Vice President of Environmental Defense Fund‘s Land, Water, and Wildlife program, David Festa also applauded the decision in a press release.
“The Fish and Wildlife Service announcement is proof that working with landowners can pay big dividends for wildlife and keep species off the endangered list. Over half of America’s endangered wildlife depends on privately owned or managed land for their viability. That is why farmers, ranchers and landowners are essential allies in the effort to ensure that as our nation grows, we still have abundant wildlife populations to enjoy. Give them the tools and incentives – like candidate conservation agreements – and they will provide well-managed habitat at the scales needed today. The pro-active approach embraced here by industry, landowners and the Fish and Wildlife Service is an important component in meeting the needs of our nation in a way that benefits wildlife, is cost effective and respects landowners.”

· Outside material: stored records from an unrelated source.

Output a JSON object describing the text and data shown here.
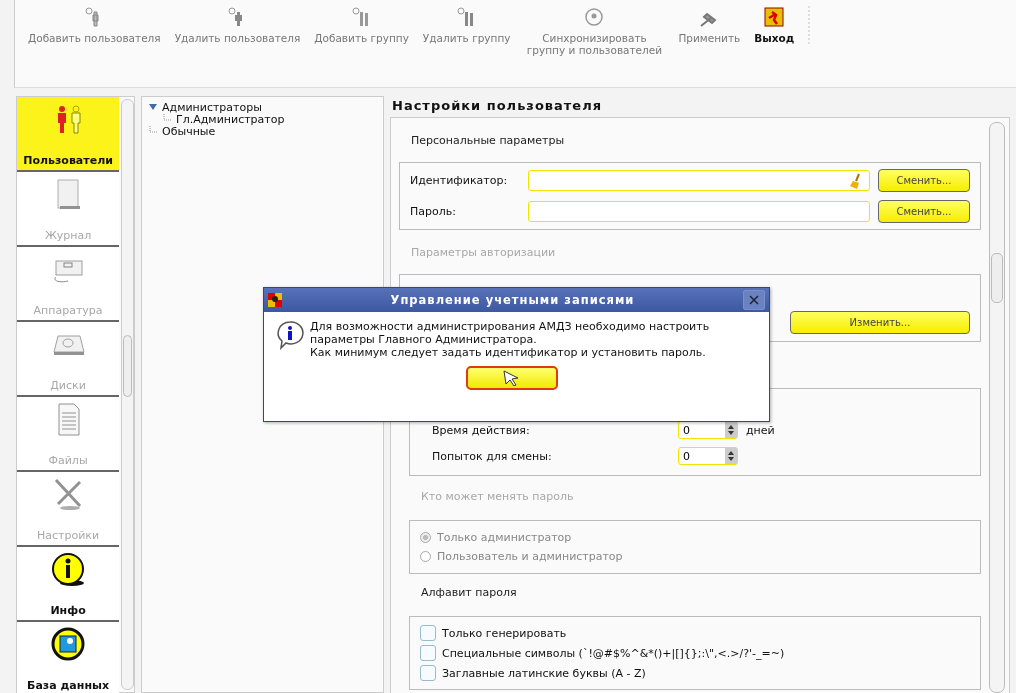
{
  "toolbar": [
    {
      "label": "Добавить пользователя",
      "emphasized": false
    },
    {
      "label": "Удалить пользователя",
      "emphasized": false
    },
    {
      "label": "Добавить группу",
      "emphasized": false
    },
    {
      "label": "Удалить группу",
      "emphasized": false
    },
    {
      "label": "Синхронизировать группу и пользователей",
      "emphasized": false
    },
    {
      "label": "Применить",
      "emphasized": false
    },
    {
      "label": "Выход",
      "emphasized": true
    }
  ],
  "sidebar": {
    "items": [
      {
        "label": "Пользователи",
        "selected": true,
        "disabled": false
      },
      {
        "label": "Журнал",
        "selected": false,
        "disabled": true
      },
      {
        "label": "Аппаратура",
        "selected": false,
        "disabled": true
      },
      {
        "label": "Диски",
        "selected": false,
        "disabled": true
      },
      {
        "label": "Файлы",
        "selected": false,
        "disabled": true
      },
      {
        "label": "Настройки",
        "selected": false,
        "disabled": true
      },
      {
        "label": "Инфо",
        "selected": false,
        "disabled": false
      },
      {
        "label": "База данных",
        "selected": false,
        "disabled": false
      }
    ]
  },
  "tree": [
    {
      "label": "Администраторы",
      "expanded": true,
      "children": [
        {
          "label": "Гл.Администратор"
        }
      ]
    },
    {
      "label": "Обычные"
    }
  ],
  "settings": {
    "title": "Настройки пользователя",
    "personal": {
      "title": "Персональные параметры",
      "fields": [
        {
          "label": "Идентификатор:",
          "kind": "clearable",
          "button": "Сменить..."
        },
        {
          "label": "Пароль:",
          "kind": "plain",
          "button": "Сменить..."
        }
      ]
    },
    "auth": {
      "title": "Параметры авторизации",
      "disabled": true,
      "button": "Изменить..."
    },
    "policy": {
      "rows": [
        {
          "label": "Время действия:",
          "value": "0",
          "unit": "дней"
        },
        {
          "label": "Попыток для смены:",
          "value": "0"
        }
      ]
    },
    "who": {
      "title": "Кто может менять пароль",
      "disabled": true,
      "options": [
        {
          "label": "Только администратор",
          "selected": true
        },
        {
          "label": "Пользователь и администратор",
          "selected": false
        }
      ]
    },
    "alphabet": {
      "title": "Алфавит пароля",
      "options": [
        {
          "label": "Только генерировать",
          "checked": false
        },
        {
          "label": "Специальные символы (`!@#$%^&*()+|[]{};:\\\",<.>/?'-_=~)",
          "checked": false
        },
        {
          "label": "Заглавные латинские буквы (A - Z)",
          "checked": false
        }
      ]
    }
  },
  "dialog": {
    "title": "Управление учетными записями",
    "lines": [
      "Для возможности администрирования АМДЗ необходимо настроить",
      "параметры Главного Администратора.",
      "Как минимум следует задать идентификатор и установить пароль."
    ]
  }
}
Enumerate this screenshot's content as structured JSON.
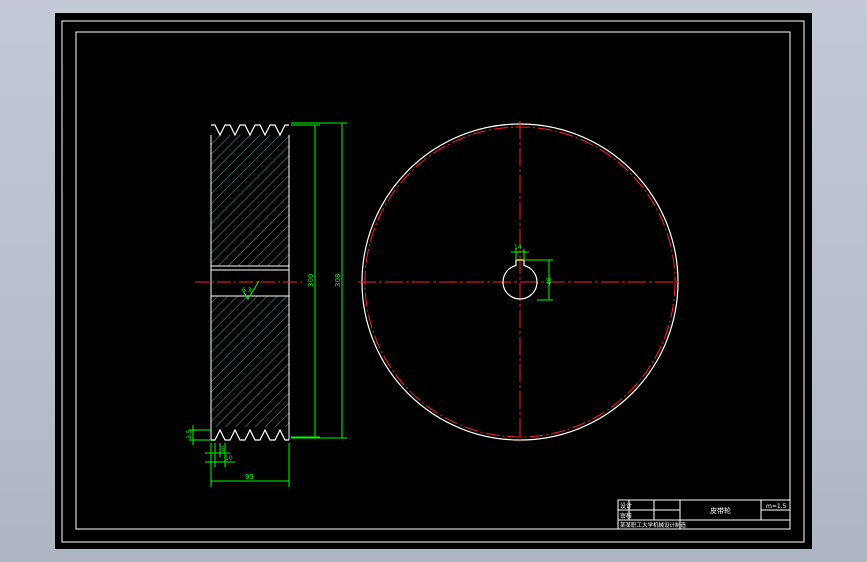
{
  "drawing": {
    "title_block": {
      "part_name": "皮带轮",
      "scale": "m=1.5",
      "label_design": "设计",
      "label_check": "审核",
      "school": "某某职工大学机械设计制造"
    },
    "dimensions": {
      "overall_diameter": "308",
      "pitch_diameter": "300",
      "width": "95",
      "keyway_width": "14",
      "keyway_depth": "48",
      "roughness": "6.3",
      "groove_pitch": "10",
      "groove_depth": "2.5",
      "groove_edge": "5"
    },
    "colors": {
      "background": "#000000",
      "border": "#ffffff",
      "hatch": "#4f8a8a",
      "dimension": "#00ff00",
      "centerline": "#ff2020",
      "keyway": "#ffff00"
    }
  }
}
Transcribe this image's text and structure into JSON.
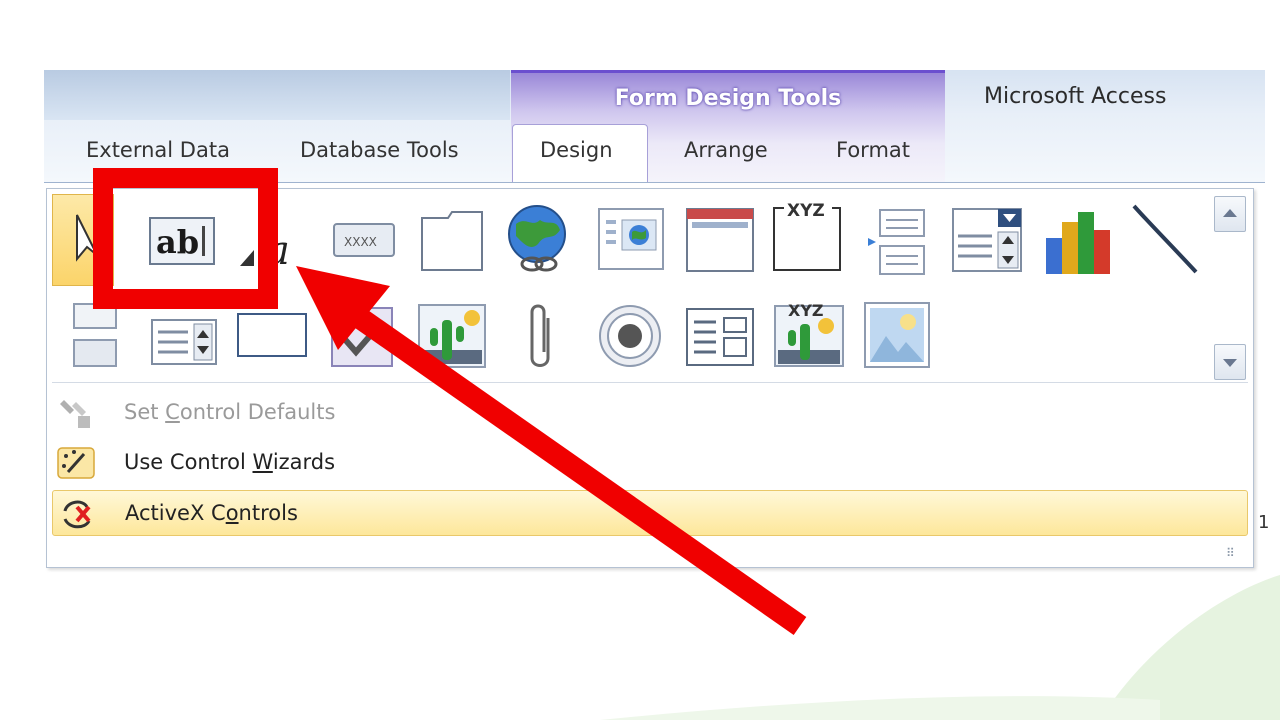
{
  "ribbon": {
    "context_group_title": "Form Design Tools",
    "app_title": "Microsoft Access",
    "tabs": [
      {
        "label": "External Data"
      },
      {
        "label": "Database Tools"
      },
      {
        "label": "Design"
      },
      {
        "label": "Arrange"
      },
      {
        "label": "Format"
      }
    ]
  },
  "gallery": {
    "textbox_glyph": "ab",
    "label_glyph": "a",
    "button_glyph": "XXXX",
    "xyz_glyph": "XYZ",
    "xyz2_glyph": "XYZ"
  },
  "menu": {
    "items": [
      {
        "label": "Set Control Defaults",
        "mnemonic_char": "C"
      },
      {
        "label": "Use Control Wizards",
        "mnemonic_char": "W"
      },
      {
        "label": "ActiveX Controls",
        "mnemonic_char": "o"
      }
    ]
  },
  "edge": {
    "right_char": "1"
  },
  "colors": {
    "annotation_red": "#f00000",
    "context_accent": "#6b4fcf",
    "highlight": "#fbd46a"
  }
}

And the frenzy over the little lizard didn’t stop there. Executive Vice President, Tom Amontree of America’s Natural Gas Alliance (ANGA)approved the decision.
“We welcome today’s decision by the Fish and Wildlife Service on the protection status of the dunes sagebrush lizard. The Interior Department’s decision offers further affirmation that natural gas production and environmental stewardship can and do go hand in hand,” said Amontree in a press release. “ANGA member companies are committed to the safe and responsible development of our nation’s abundant supplies of natural gas, and its production is critical to American energy security, jobs, the economy, and protection of the environment. This decision clearly recognizes the natural gas community’s work and commitment to conservation groups, regulators and communities to ensure a balanced path forward that advances both economic and environmental interests.”
In the conference call with reporters this morning, Interior Secretary Ken Salazar was asked to respond to comments from environmental groups that the Department’s decision was influenced by big oil companies. “I think it’s unfortunate that we’ll hear that comment from some groups. They may just want to keep the conflict going for conflict’s sake,” Salazar said.
The Texas and Southwestern Cattle Raisers Association (TSCRA) also stood in favor of the decision to leave the lizard off the list.
“This announcement is good news for Texas landowners,” said TSCRA president Joe Parker Jr. in a press release. “It is an excellent example of how stakeholders can voluntarily work together without the need for more federal regulation.”